What started as what I thought would be a simple job finding a faulty line of code, ended up a day of detective work. The nice thing is that I learned a lot dissecting the more recent template format of WordPress as I had not digged in its depths since version 1.5. It is much more flexible and powerful now and I will go to bed much less stupid tonight after a great day learning new things about the inner works of WordPress. I’m just glad that the work was for myself as I would not have like to explain the reason to justify a full day a work simply to move a picture up in a blog to a client.

Don Luc

Why Consult Ants?

Apr 22, 2010 @ 19:23

As you main have noticed the blog is launching its new look today. I spent the last hour creating a quick and dirty theme for the blogs with a few simple graphics and over the new few weeks I will probably refine the look when I have a bit more time.

Some of you might be wondering why I named the blog “Consult Ants”. Besides the obvious bad pun, the name reflects my view of what the consulting business has evolved over the last decade. When I started as a consultant over 25 years ago, the profession was very different and was guided by some standards, which of course a lot of consultants were not following and giving a bad name to the profession, but it did meant something to the users of our services as the consultants that were doing a good job were respected in the industry and by our clients.
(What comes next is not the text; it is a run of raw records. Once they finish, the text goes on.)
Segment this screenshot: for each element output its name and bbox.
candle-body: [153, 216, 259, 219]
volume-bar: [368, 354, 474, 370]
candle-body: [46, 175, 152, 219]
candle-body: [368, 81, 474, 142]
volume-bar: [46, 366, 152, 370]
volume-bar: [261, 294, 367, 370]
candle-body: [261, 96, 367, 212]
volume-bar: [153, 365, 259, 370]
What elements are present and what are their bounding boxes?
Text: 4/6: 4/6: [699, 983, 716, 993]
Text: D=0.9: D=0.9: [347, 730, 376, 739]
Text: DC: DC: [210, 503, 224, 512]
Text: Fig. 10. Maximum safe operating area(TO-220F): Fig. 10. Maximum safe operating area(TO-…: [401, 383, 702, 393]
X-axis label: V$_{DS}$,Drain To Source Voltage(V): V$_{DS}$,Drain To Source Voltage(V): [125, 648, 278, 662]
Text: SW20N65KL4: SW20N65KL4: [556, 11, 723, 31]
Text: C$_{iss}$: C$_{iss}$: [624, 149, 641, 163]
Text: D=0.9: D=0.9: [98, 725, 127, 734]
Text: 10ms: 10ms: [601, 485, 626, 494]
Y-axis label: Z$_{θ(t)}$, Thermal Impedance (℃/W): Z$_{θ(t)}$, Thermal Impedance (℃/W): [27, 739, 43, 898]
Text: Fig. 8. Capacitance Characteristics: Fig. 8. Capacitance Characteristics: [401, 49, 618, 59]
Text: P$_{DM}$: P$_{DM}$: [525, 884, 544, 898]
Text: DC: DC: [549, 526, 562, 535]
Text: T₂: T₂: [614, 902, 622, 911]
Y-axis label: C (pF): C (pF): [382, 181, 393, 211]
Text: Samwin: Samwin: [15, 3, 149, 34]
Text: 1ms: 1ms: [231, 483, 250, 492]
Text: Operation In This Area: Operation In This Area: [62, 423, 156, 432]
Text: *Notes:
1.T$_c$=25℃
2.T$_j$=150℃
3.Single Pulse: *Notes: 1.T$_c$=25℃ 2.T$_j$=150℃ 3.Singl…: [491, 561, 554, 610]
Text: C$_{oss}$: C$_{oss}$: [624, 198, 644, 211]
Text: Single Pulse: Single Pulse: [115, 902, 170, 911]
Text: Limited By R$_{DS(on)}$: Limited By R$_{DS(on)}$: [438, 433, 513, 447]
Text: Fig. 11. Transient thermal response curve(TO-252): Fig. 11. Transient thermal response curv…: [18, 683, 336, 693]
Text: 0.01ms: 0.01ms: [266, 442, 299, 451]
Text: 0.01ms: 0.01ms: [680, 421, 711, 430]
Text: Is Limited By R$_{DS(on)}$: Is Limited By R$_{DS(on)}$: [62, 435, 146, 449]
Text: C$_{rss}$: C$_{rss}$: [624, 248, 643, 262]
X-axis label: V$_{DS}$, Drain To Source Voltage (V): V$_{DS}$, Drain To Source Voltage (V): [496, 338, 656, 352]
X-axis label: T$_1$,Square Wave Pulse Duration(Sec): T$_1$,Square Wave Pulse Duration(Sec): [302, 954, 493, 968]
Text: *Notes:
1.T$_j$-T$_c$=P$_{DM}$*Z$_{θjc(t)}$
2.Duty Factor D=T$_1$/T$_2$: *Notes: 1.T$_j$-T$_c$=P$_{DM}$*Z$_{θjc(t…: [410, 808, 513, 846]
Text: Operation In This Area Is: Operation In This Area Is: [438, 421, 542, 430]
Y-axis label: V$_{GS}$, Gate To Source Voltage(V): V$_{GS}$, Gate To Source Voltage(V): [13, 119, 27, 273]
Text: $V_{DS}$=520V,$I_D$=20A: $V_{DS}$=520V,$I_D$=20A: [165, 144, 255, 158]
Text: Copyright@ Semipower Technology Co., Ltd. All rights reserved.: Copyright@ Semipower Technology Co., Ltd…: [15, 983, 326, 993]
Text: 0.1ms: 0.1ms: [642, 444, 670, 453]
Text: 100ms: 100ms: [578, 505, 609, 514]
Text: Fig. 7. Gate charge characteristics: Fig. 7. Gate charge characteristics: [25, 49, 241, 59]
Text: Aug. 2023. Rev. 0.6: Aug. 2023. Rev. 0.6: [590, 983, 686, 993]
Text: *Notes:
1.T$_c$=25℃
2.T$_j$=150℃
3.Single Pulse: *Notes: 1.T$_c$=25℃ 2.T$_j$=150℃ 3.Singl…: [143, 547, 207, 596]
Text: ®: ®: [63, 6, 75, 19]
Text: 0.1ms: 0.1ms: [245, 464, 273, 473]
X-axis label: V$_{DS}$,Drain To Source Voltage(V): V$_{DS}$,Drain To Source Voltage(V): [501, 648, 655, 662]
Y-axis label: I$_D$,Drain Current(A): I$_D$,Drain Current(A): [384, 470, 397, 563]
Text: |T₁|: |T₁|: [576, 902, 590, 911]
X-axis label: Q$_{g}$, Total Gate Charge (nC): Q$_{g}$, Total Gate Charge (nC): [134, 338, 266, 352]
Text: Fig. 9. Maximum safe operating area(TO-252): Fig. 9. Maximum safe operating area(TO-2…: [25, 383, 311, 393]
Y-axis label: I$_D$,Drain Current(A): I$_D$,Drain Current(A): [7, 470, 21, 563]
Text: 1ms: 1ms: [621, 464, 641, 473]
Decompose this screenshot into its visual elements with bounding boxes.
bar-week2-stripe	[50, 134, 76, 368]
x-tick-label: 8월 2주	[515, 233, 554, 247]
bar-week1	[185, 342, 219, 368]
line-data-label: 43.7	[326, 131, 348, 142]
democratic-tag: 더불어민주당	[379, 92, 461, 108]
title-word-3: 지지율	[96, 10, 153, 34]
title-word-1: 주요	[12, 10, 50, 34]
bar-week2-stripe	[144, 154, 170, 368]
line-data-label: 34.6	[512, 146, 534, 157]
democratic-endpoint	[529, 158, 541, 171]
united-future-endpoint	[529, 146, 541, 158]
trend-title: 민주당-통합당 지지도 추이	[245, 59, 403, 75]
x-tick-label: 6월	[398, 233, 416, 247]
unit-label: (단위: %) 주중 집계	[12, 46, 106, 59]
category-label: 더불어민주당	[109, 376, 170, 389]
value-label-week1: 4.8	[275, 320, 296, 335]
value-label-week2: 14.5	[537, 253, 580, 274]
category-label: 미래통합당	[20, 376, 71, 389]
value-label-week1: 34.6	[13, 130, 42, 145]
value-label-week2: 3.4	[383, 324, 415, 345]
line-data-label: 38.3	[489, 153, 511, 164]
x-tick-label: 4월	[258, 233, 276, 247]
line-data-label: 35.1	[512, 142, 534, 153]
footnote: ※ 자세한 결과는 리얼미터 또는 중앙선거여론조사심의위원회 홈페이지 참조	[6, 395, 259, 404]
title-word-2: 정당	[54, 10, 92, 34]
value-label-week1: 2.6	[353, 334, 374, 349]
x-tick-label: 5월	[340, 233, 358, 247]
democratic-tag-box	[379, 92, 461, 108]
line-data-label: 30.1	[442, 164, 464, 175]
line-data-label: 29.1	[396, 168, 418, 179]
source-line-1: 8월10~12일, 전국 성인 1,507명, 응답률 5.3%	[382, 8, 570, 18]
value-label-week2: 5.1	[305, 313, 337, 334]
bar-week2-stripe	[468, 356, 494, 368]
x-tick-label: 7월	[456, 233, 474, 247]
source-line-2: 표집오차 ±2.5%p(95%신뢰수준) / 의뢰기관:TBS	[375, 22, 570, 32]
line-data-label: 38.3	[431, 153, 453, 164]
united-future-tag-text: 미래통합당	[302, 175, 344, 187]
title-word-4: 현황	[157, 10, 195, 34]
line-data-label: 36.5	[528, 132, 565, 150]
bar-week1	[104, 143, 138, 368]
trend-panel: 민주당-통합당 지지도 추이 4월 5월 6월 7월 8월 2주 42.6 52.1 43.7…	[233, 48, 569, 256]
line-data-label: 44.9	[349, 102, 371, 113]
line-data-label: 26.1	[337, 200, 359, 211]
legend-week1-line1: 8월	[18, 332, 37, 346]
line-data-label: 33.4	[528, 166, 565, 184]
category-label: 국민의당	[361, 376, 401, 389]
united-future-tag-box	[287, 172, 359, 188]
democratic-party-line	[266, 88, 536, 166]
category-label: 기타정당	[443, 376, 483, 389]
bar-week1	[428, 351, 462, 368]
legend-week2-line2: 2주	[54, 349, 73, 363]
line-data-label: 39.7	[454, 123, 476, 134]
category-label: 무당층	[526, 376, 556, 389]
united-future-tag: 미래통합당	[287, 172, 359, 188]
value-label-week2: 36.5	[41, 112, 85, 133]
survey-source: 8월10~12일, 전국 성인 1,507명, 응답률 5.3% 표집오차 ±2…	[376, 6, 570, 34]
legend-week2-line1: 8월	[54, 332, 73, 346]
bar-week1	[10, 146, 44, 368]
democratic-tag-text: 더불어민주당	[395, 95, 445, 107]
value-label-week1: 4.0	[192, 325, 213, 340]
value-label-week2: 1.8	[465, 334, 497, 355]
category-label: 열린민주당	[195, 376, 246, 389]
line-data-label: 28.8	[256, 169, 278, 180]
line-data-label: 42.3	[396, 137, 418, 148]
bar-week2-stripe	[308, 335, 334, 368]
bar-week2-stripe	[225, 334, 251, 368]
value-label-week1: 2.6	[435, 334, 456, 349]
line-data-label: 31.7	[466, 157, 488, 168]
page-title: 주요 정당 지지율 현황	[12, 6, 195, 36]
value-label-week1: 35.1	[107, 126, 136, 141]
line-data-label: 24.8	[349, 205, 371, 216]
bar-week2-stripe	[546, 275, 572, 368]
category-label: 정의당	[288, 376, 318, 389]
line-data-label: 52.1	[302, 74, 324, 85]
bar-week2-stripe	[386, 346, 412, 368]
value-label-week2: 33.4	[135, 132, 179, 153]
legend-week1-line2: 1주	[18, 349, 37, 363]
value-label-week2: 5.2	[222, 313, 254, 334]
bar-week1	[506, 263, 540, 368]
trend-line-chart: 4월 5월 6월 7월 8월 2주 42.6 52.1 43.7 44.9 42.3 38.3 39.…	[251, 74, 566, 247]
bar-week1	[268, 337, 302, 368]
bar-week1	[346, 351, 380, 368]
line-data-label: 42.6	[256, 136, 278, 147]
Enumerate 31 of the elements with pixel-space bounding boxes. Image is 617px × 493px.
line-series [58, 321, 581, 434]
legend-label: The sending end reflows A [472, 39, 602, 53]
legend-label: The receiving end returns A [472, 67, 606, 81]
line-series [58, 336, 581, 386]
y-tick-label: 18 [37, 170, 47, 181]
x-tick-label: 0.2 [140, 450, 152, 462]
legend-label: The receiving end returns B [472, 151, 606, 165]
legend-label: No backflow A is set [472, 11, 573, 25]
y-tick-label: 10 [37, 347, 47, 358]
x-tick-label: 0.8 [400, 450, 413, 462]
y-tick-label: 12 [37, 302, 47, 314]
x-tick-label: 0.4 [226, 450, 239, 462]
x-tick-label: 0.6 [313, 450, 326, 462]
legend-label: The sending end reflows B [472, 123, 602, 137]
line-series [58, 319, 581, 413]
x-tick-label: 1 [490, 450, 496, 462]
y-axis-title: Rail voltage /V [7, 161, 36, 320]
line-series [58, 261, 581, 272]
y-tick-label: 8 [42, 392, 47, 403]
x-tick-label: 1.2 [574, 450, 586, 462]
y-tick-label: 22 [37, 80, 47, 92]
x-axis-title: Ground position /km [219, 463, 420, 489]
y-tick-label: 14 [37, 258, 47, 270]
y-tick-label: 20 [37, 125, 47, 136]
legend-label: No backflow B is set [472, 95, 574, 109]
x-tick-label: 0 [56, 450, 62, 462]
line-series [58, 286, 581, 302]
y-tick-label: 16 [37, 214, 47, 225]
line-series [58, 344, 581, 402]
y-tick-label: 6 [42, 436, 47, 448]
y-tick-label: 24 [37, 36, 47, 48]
Today it seems that everybody and their cousins is a consultants, and just mentioning the name “Consultant” brings a bad connotation to a lot of people’s minds. It used to be that one would rise to the top of their field and then become a consultant, but now I see teenagers that label themselves consultants and want to sell their services at $5 an hour. That is not good for them, their clients, and for all consultants. I will rant and rave about this at length in the future, but this is what brought the name of this new blog to my mind. It seems that in lots of people’s minds us professional consultants are like a bunch of little interchangeable ants that are just running around in circles doing work and that every ant is doing the same job mindlessly. I want to bring this piece of information to the surface and dispel it, thus the name “Consult Ants” is there to bring it to the attention of most.

Since this blog will not be a structured one and will be more of a stream of mind type of blog, I am not sure exactly where this will lead, but bear with me when I try to find its directions and feel free to participate in the comment section.

Don Luc

Welcome to our new consulting industry blog!

Apr 20, 2010 @ 12:35

I have been blogging for over 5 years now in other venues and I thought that it was time to post my thought about what has been my main business for over 25 years. I started as a food-wine consultant back in the early 80’s. I was also active in the emerging field of computer graphics and animation at the time and also started to be more and more involved in the IT world as I had trained as a programmer at university. By the dawn of the 90’s I was a full time IT consultant/programmer/graphics/animation specialist. Then the industry changed rapidly with the event of the big Internet crash of the late 90’s and I became a software developer and launch my own line of products. Now I am back where I started and I am a Business/IT/Programmer/Hardware/Robotics/Graphics/Animation/Web/Food/Wine specialist.

I have seen many trends come and go, good and bad, and lived through many major industry changes. I do deplore some of the current state of the industry, and applaud some of the new trends. My wife had been telling me for years to write about the the industry as we discuss things a lot and she always tells me that I was born to teach, or preach when I get excited about a subject. Since my motto has always been to learn something new daily, and that a wasted day is one where you learn nothing new, I decided to share some of that hard-earned let’s call it “wisdom” for lack of a better term.

I know that I am considered as a dinosaur in this business where you are considered old when you hit 25, but there are some of us old fogies at over twice that, that are still active and can still provide a full contribution to this or these fields.